| Outcome | Probability | Yes Bid | Yes Ask | 24h Change | Volume | |
|---|---|---|---|---|---|---|
| Before 2050 | 0% | 0¢ | 0¢ | — | $0 | Trade → |
This market asks whether humans will establish a colony on Mars before 2050. The outcome matters because a sustained human presence on Mars would mark a major scientific, technological, geopolitical, and economic milestone.
Robotic exploration of Mars has progressed for decades and recent years have seen renewed focus on crewed exploration from national space agencies and private companies. Advances in heavy-lift launch vehicles, reusable systems, life‑support research, and interest in in‑situ resource utilization have made crewed Mars missions more plausible, while political priorities, budgets, and international cooperation remain key determinants of pace.
Market odds reflect the aggregated, evolving beliefs of traders about whether the contract’s definition of 'colonize' will be met before 2050; they update as new technical milestones, funding decisions, or political events occur. Treat odds as a real‑time summary of expectations, not a guarantee of outcome.
Outcomes depend on the contract’s specific wording; typically 'colonize' implies humans living on Mars in a sustained manner rather than a short visit.
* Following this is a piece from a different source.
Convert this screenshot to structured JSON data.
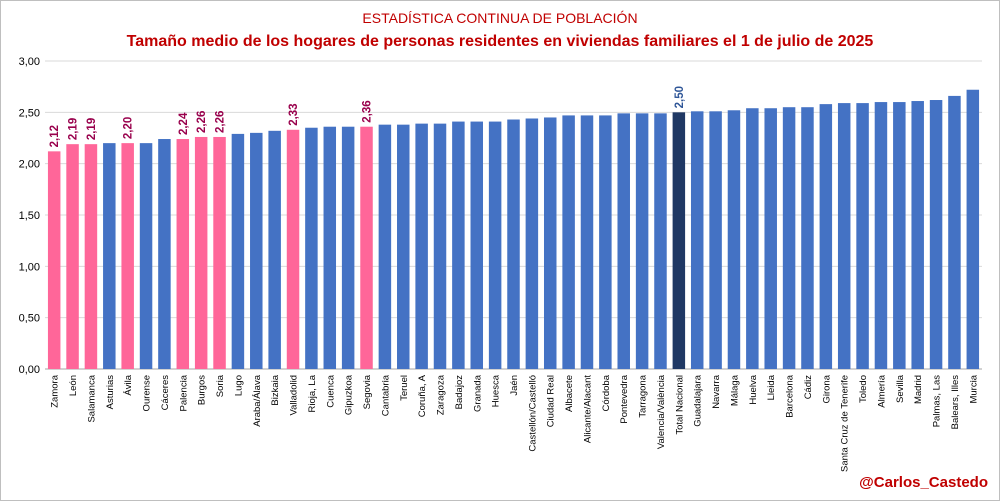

Check the market’s official definition to confirm criteria such as permanence, population size, or self‑sufficiency requirements.
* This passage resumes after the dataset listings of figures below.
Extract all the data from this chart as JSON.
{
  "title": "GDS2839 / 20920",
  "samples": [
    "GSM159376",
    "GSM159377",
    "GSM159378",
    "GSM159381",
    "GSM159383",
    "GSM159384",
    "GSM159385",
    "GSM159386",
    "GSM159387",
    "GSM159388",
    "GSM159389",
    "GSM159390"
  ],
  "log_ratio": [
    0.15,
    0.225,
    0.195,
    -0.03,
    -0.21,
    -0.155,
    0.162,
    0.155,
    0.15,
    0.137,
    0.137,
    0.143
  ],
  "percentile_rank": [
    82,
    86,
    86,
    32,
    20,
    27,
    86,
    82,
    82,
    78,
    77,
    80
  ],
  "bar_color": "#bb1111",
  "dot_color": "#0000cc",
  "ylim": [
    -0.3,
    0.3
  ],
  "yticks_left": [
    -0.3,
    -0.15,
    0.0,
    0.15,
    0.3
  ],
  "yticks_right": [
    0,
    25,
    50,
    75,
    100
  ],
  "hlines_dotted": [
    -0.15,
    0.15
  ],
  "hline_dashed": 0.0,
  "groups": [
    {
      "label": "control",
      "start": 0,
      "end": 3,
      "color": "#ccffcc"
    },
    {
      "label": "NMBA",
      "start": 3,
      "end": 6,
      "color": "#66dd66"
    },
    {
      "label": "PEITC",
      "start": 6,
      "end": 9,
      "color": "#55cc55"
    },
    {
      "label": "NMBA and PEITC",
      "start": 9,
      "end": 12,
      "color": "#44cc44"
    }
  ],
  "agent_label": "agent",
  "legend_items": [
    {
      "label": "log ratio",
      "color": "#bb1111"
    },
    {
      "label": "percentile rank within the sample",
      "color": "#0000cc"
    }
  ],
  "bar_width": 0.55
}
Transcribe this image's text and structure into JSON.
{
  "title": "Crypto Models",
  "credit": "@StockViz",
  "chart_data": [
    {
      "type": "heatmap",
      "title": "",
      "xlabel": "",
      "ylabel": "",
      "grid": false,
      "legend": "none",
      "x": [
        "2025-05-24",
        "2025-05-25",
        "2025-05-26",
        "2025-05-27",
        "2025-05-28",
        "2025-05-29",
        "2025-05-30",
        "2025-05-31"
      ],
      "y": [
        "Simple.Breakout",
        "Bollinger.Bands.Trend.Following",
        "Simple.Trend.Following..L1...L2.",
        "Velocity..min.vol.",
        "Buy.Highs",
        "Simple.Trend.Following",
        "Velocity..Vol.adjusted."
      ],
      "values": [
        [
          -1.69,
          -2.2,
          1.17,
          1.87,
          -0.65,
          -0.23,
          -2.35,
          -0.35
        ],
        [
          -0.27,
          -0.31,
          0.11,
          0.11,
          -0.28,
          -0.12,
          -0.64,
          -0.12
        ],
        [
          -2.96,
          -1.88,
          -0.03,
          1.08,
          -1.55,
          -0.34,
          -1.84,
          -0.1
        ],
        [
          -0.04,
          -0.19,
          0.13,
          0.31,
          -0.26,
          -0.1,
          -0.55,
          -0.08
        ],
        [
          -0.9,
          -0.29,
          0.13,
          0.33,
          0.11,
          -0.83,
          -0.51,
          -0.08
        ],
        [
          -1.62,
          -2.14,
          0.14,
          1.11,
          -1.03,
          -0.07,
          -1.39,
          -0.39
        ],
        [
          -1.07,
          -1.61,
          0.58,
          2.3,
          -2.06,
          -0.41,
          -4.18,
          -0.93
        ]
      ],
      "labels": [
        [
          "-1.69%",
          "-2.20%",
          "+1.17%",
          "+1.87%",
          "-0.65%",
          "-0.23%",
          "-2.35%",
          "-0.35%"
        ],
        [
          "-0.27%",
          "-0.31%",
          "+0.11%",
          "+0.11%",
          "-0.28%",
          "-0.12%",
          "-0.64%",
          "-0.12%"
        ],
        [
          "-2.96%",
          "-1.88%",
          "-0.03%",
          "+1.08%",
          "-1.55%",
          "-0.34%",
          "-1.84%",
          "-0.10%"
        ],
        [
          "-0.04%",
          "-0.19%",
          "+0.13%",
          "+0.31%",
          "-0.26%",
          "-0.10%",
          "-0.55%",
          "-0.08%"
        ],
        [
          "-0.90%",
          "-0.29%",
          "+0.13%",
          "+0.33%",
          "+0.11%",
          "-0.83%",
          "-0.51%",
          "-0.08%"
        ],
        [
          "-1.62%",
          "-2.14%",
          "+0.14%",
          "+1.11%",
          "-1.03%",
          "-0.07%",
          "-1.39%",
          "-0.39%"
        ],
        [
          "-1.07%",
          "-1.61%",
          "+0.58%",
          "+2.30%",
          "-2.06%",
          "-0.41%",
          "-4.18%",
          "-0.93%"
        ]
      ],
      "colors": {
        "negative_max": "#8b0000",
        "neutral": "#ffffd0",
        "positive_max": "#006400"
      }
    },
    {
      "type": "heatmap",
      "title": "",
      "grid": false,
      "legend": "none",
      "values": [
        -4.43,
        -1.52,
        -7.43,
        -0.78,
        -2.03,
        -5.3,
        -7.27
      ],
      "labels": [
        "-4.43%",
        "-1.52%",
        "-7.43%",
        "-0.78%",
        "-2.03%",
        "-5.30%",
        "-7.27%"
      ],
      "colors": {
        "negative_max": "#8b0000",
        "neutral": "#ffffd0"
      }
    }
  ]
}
Key actors include national space agencies (e.g., major agency programs focused on Mars), leading commercial launch and spacecraft developers, major aerospace contractors, and international partnerships that provide technology, logistics, or funding.
High‑priority milestones include repeated successful heavy‑lift launches, demonstration of safe crewed transit systems, reliable high‑mass surface landings, validated closed‑loop life support, and operational demonstrations of in‑situ resource utilization on Mars or analog environments.
Long lead times make sustained funding and policy continuity critical; major budget cuts, shifting political priorities, or new international agreements can slow or accelerate mission timelines and thus shift market expectations.
Setbacks include catastrophic test failures, prolonged technical challenges with life‑support or radiation protection, supply chain disruptions, program cancellations, or global economic and geopolitical crises that divert resources and attention from long‑term Mars programs.